Em 2022, a obesidade infantil vai ultrapassar a desnutrição

Estudo mostra que taxas de obesidade infantil no mundo aumentaram 10 vezes nas últimas quatro décadas.

por David Gilbert
20 Outubro 2017, 2:07pm

Associated Press Photo

Matéria publicada originalmente na VICE News.

Um relatório recentemente publicado pela Organização Mundial de Saúde (OMS) alerta para as altas taxas de obesidade verificadas em jovens por todo o mundo. Nas últimas quatro décadas,os índices de obesidade entre crianças aumentaram 10 vezes. Previsões apontam que em 2022 as crianças obesas serão mais numerosas que aquelas com peso abaixo do considerado normal.

Cerca de 124 milhões de jovens entre os cinco e os 19 anos são obesos, garante o estudo. Há ainda mais 213 milhões que apresentam sobrepeso e estão no limiar da obesidade. A OMS define a obesidade com base no Índice de Massa Corporal (IMC) — calculado por meio da divisão do peso (em quilogramas) pela altura (em metros) ao quadrado. Por exemplo, um indivíduo de 19 anos com um IMC de 25 é referência de alguém com peso excessivo, enquanto alguém com um IMC de 30 é considerado obeso.

Em 1975 haviam 11 milhões de crianças obesas no mundo. Em 2016, esse número chegou a 124 milhões de jovens obesos.

Conduzido pela OMS em parceria com o Imperial College London e publicado no último dia 10 de outubro no Lancet, o estudo ouviu mais de 130 milhões de pessoas com idade acima dos cinco anos — este é o maior número de participantes já registrado num estudo epidemiológico.

Enquanto os níveis de obesidade estabilizaram em alguns países ricos da Europa, nos países chamados em desenvolvimento os números sobem.

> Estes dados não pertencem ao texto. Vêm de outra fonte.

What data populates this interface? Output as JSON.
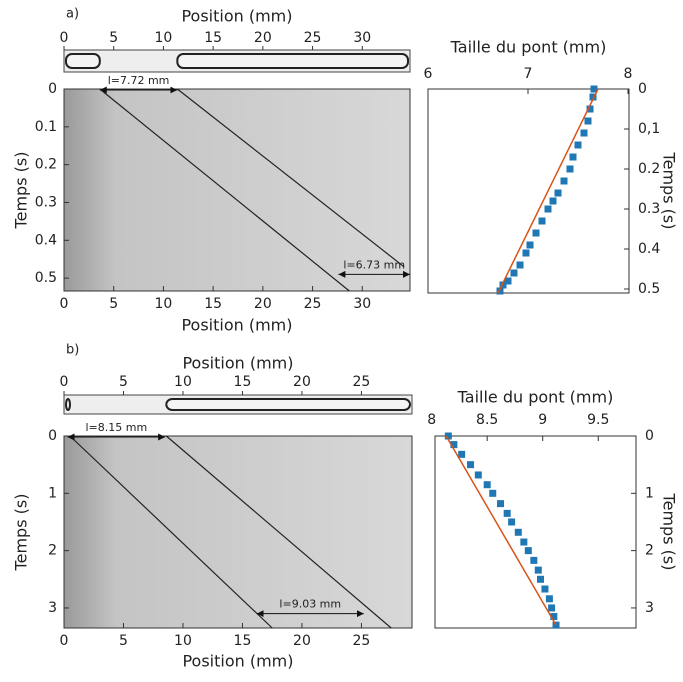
{
  "chart_data": [
    {
      "type": "kymograph",
      "panel_label": "a)",
      "x_label": "Position (mm)",
      "y_label": "Temps (s)",
      "xlim": [
        0,
        34.8
      ],
      "xticks": [
        0,
        5,
        10,
        15,
        20,
        25,
        30
      ],
      "ylim": [
        0,
        0.534
      ],
      "yticks": [
        0,
        {
          "value": 0.1,
          "label": "0.1"
        },
        0.2,
        0.3,
        0.4,
        0.5
      ],
      "series": [
        {
          "color": "#222222",
          "x": [
            3.6,
            28.7
          ],
          "y": [
            0,
            0.534
          ]
        },
        {
          "color": "#222222",
          "x": [
            11.4,
            34.2
          ],
          "y": [
            0,
            0.47
          ]
        }
      ],
      "annotations": [
        {
          "text": "l=7.72 mm",
          "x": [
            3.6,
            11.4
          ],
          "y": 0
        },
        {
          "text": "l=6.73 mm",
          "x": [
            27.6,
            34.8
          ],
          "y": 0.49
        }
      ]
    },
    {
      "type": "scatter",
      "x_label": "Taille du pont (mm)",
      "y_label": "Temps (s)",
      "xlim": [
        6,
        8.01
      ],
      "xticks": [
        6,
        7,
        8
      ],
      "ylim": [
        0,
        0.51
      ],
      "yticks": [
        0,
        {
          "value": 0.1,
          "label": "0,1"
        },
        0.2,
        0.3,
        0.4,
        0.5
      ],
      "series": [
        {
          "style": "markers",
          "color": "#1f77b4",
          "x": [
            7.66,
            7.65,
            7.62,
            7.6,
            7.56,
            7.5,
            7.45,
            7.42,
            7.36,
            7.3,
            7.25,
            7.2,
            7.14,
            7.08,
            7.02,
            6.98,
            6.92,
            6.86,
            6.8,
            6.75,
            6.72
          ],
          "y": [
            0,
            0.02,
            0.05,
            0.08,
            0.11,
            0.14,
            0.17,
            0.2,
            0.23,
            0.26,
            0.28,
            0.3,
            0.33,
            0.36,
            0.39,
            0.41,
            0.44,
            0.46,
            0.48,
            0.49,
            0.505
          ]
        },
        {
          "style": "line",
          "color": "#d95319",
          "x": [
            6.7,
            7.7
          ],
          "y": [
            0.51,
            0
          ]
        }
      ]
    },
    {
      "type": "kymograph",
      "panel_label": "b)",
      "x_label": "Position (mm)",
      "y_label": "Temps (s)",
      "xlim": [
        0,
        29.25
      ],
      "xticks": [
        0,
        5,
        10,
        15,
        20,
        25
      ],
      "ylim": [
        0,
        3.35
      ],
      "yticks": [
        0,
        1,
        2,
        3
      ],
      "series": [
        {
          "color": "#222222",
          "x": [
            0.5,
            17.5
          ],
          "y": [
            0,
            3.35
          ]
        },
        {
          "color": "#222222",
          "x": [
            8.6,
            27.5
          ],
          "y": [
            0,
            3.35
          ]
        }
      ],
      "annotations": [
        {
          "text": "l=8.15 mm",
          "x": [
            0.3,
            8.5
          ],
          "y": 0
        },
        {
          "text": "l=9.03 mm",
          "x": [
            16.2,
            25.2
          ],
          "y": 3.1
        }
      ]
    },
    {
      "type": "scatter",
      "x_label": "Taille du pont (mm)",
      "y_label": "Temps (s)",
      "xlim": [
        8.03,
        9.84
      ],
      "xticks": [
        8,
        8.5,
        9,
        9.5
      ],
      "ylim": [
        0,
        3.35
      ],
      "yticks": [
        0,
        1,
        2,
        3
      ],
      "series": [
        {
          "style": "markers",
          "color": "#1f77b4",
          "x": [
            8.15,
            8.2,
            8.27,
            8.35,
            8.42,
            8.5,
            8.55,
            8.62,
            8.68,
            8.72,
            8.78,
            8.83,
            8.87,
            8.92,
            8.96,
            8.98,
            9.02,
            9.06,
            9.08,
            9.1,
            9.12
          ],
          "y": [
            0,
            0.15,
            0.32,
            0.5,
            0.68,
            0.85,
            1.0,
            1.18,
            1.35,
            1.5,
            1.68,
            1.85,
            2.0,
            2.17,
            2.34,
            2.5,
            2.67,
            2.84,
            3.0,
            3.15,
            3.3
          ]
        },
        {
          "style": "line",
          "color": "#d95319",
          "x": [
            8.13,
            9.12
          ],
          "y": [
            0,
            3.3
          ]
        }
      ]
    }
  ]
}
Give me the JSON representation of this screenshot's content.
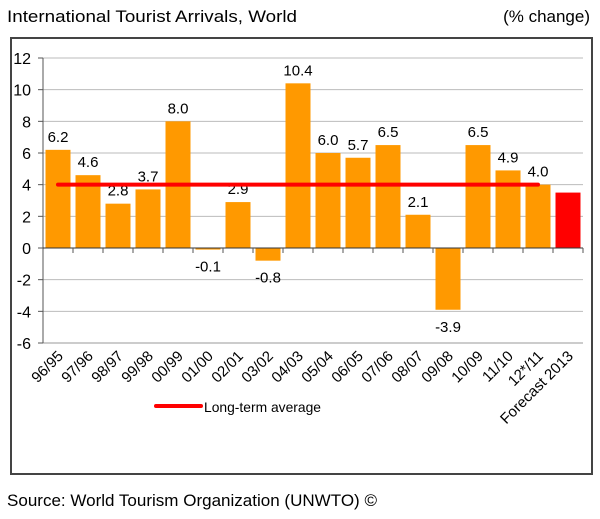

China e Índia, assim como países do Oriente Médio e da África têm assistido a grandes picos da obesidade infantil. A Polinésia e a Micronésia, por exemplo, registam a maior taxa de obesidade infantil, com um quarto da população considerada obesa.

Dados da OMS divulgados em 2014 apontam que 20% da população no Brasil é obesa, com prevalência entre as mulheres. Estima-se que 7,3% das crianças menores de cinco anos estão acima do peso no país.

No entanto, países de língua inglesa com altos rendimentos, como EUA, Canadá, Austrália, Nova Zelândia, Irlanda e Reino Unido, também têm registos de níveis de obesidade críticos. Em maio, outro relatório da OMS colocava Portugal entre os cinco países da Europa com mais obesidade na adolescência.

Numa tentativa de enfrentar a crise, alguns países introduziram a chamada "taxa sobre o açúcar", de forma a aumentar os preços de bebidas e alimentos com altos teores de açúcar. Em Portugal, por exemplo, o imposto começou a ser aplicado este ano.

Fast food e a indústria alimentícia que produzem comida processada são apresentados como os grandes vilões.

Majid Ezzati, professor do Imperial College e autor principal do relatório diz que a obesidade está atrelada à facilidade de adquirir alimentos altamente calóricos a preços baixos. E conclui: "Estas tendências preocupantes refletem o impacto que o marketing alimentar e as políticas que vemos por todo o mundo, em que uma alimentação saudável e nutritiva custa caro para a maior parte das famílias e comunidades".